Banjar- Kesalahpahaman antara Serikat Petani Pasundan (SPP) dengan Perumdam Tirta Anom Kota Banjar terkait rencana pembangunan penampungan air di wilayah Mandalare dinyatakan berakhir damai setelah ada upaya mediasi di Mapolres Banjar yang dilakukan 2 pekan ke belakang.
Sebagai upaya SPP dan Perumdam Tirta Anom lebih bersinergi dalam rencana pembangunan penampungan air tersebut, kembali Polres Banjar memfasilitasi pertemuan antara kedua pihak.
Pertemuan antara kedua pihak difasilitasi Kapolres Banjar AKBP Didi Dewantoro melalui kegiatan Ruang Riung Kamtibmas yang diadakan di Sekretariat organisasi petani lokal di Mandalare dan Gunung Sangkur, Selasa ( 11/8/2026).
Kapolres Banjar AKBP Didi Dewantoro mengatakan kegiatan Ruang Riung Kamtibmas merupakan bagian dari upaya kepolisian menjaga dan merawat Jawa Barat melalui forum silaturahmi bersama masyarakat.
" Hari ini, Ruang Riung Kamtibmas menjadi ruang silaturahmi sekaligus komunikasi antara kepolisian, masyarakat, SPP dan PDAM untuk mencari solusi atas persoalan yang sempat terjadi di lapangan.

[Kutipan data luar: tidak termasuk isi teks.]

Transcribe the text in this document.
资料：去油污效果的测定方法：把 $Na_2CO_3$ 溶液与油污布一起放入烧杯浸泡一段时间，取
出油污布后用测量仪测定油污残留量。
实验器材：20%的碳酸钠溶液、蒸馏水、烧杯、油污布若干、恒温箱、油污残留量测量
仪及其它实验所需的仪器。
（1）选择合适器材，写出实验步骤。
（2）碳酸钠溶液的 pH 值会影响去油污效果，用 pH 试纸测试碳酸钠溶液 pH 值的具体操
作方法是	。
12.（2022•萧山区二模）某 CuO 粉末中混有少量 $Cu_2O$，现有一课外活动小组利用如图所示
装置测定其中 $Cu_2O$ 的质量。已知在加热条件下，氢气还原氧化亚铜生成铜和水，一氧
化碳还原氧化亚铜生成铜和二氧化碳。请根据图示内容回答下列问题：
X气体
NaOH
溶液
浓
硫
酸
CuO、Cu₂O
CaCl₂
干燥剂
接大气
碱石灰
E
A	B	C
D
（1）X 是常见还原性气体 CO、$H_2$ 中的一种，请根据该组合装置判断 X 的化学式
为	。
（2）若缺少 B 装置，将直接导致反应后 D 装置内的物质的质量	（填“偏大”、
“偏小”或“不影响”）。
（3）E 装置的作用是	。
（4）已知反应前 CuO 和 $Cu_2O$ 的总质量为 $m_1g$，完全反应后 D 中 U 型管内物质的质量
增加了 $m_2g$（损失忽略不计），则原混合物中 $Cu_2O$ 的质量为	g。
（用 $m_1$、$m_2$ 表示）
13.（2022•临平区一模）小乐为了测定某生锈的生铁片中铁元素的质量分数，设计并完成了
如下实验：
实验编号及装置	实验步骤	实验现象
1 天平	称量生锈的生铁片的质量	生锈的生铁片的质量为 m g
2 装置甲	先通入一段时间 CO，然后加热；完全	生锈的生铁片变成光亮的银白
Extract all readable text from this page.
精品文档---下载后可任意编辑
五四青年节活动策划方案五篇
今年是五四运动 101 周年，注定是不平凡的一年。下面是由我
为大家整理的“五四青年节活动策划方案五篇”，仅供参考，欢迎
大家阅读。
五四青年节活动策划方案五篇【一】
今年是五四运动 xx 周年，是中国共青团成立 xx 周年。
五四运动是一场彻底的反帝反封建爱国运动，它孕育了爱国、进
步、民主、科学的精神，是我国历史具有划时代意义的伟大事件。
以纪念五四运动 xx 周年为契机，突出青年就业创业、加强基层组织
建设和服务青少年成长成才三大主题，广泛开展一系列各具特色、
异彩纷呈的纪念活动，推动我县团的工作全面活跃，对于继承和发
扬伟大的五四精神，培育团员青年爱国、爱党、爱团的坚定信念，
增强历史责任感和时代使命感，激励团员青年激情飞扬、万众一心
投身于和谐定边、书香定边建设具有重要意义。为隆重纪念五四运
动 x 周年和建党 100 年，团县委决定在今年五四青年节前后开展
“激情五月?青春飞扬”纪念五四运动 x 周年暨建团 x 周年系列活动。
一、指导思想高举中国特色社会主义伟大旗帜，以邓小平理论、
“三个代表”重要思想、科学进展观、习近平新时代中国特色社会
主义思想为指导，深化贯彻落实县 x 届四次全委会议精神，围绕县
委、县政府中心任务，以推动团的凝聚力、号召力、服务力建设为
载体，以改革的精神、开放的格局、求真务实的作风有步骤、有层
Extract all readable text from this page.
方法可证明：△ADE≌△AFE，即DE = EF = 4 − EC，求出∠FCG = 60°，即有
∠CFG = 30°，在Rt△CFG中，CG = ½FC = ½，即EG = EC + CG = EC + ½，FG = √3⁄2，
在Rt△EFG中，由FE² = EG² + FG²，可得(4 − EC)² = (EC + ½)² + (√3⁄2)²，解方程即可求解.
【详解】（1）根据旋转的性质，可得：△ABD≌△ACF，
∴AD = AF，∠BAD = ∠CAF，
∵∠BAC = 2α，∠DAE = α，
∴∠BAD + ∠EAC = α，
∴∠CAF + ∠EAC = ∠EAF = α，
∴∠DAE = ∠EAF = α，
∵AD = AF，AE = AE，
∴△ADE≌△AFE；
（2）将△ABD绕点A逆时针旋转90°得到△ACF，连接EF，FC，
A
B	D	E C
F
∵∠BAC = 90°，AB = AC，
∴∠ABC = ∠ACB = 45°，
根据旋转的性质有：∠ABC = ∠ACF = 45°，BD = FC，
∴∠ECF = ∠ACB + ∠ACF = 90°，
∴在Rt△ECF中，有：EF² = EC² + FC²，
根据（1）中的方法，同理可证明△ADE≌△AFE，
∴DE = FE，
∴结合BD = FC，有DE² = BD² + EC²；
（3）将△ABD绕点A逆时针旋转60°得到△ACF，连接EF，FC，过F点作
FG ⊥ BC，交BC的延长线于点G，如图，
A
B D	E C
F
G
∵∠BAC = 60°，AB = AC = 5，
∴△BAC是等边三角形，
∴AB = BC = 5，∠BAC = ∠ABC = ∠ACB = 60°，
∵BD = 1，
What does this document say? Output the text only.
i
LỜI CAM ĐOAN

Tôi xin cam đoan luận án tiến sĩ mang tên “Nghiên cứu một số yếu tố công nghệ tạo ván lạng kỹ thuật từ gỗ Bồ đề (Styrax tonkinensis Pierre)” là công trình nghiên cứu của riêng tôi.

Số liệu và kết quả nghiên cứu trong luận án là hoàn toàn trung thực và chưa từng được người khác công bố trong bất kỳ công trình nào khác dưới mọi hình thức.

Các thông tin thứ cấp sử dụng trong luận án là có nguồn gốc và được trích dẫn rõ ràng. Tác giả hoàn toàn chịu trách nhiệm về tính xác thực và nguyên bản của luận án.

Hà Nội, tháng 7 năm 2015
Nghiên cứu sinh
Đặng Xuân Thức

Kita di sini berdiskusi, kemudian saling memberikan informasi dan masukan," ujar AKBP Didi Dewantoro.
Menurutnya, salah satu hal yang dibahas dalam pertemuan tersebut adalah rencana pembangunan tampungan air oleh PDAM Kota Banjar.
Tentunya diharapkan rencana ini bisa berjalan dengan tetap mengedepankan komunikasi dan sinergi bersama masyarakat.
" Kita diskusikan di sini, sehingga nanti ke depan apa yang sudah direncanakan PDAM untuk pembangunan tampungan-tampungan air untuk kesejahteraan masyarakat Kota Banjar bersama dengan SPP, bisa saling bersinergi," ucapnya.
Dengan adanya kegiatan ini, Kapolres berharap, kedua belah pihak dapat menjaga komunikasi dan membangun kerja sama sehingga rencana pembangunan untuk kepentingan masyarakat dapat berjalan dengan lancar, tanpa mengabaikan keberadaan serta kepentingan para petani penggarap di wilayah Mandalare dan Gunung Sangkur.
Sementara itu Dewan Penasehat SPP Kota Banjar, Gun Gun Gunawan Abdul Jawad atau Gus Jawad, mengatakan sebelumnya memang sempat terjadi ketegangan dan kesalahpahaman antara anggota SPP dengan pihak PDAM.
" Pihak SPP pada prinsipnya tidak menolak rencana PDAM membangun penampungan air. Terlebih, kebutuhan tersebut berkaitan dengan kepentingan masyarakat Kota Banjar.
Bahkan kita menyarankan agar PDAM mempertimbangkan lokasi lain yang lebih tinggi karena masih tersedia lahan yang cukup luas. Dimana kondisi tersebut dapat mendukung efisiensi distribusi air dengan memanfaatkan gaya gravitasi sehingga tidak sepenuhnya bergantung pada mesin pompa, " ungkapnya.
Ia menilai komunikasi sejak awal penting dilakukan agar masyarakat, khususnya para penggarap lahan di Mandalare maupun Gunung Sangkur, memahami rencana pembangunan dan tidak terjadi kesalahpahaman di kemudian hari.
" Saya berharap persoalan tersebut menjadi pembelajaran bagi pemerintah daerah maupun instansi terkait.Pemerintah daerah, kalau mau merencanakan pembangunan apa pun, mohon untuk bisa ada sosialisasi dan komunikasi, " harapnya.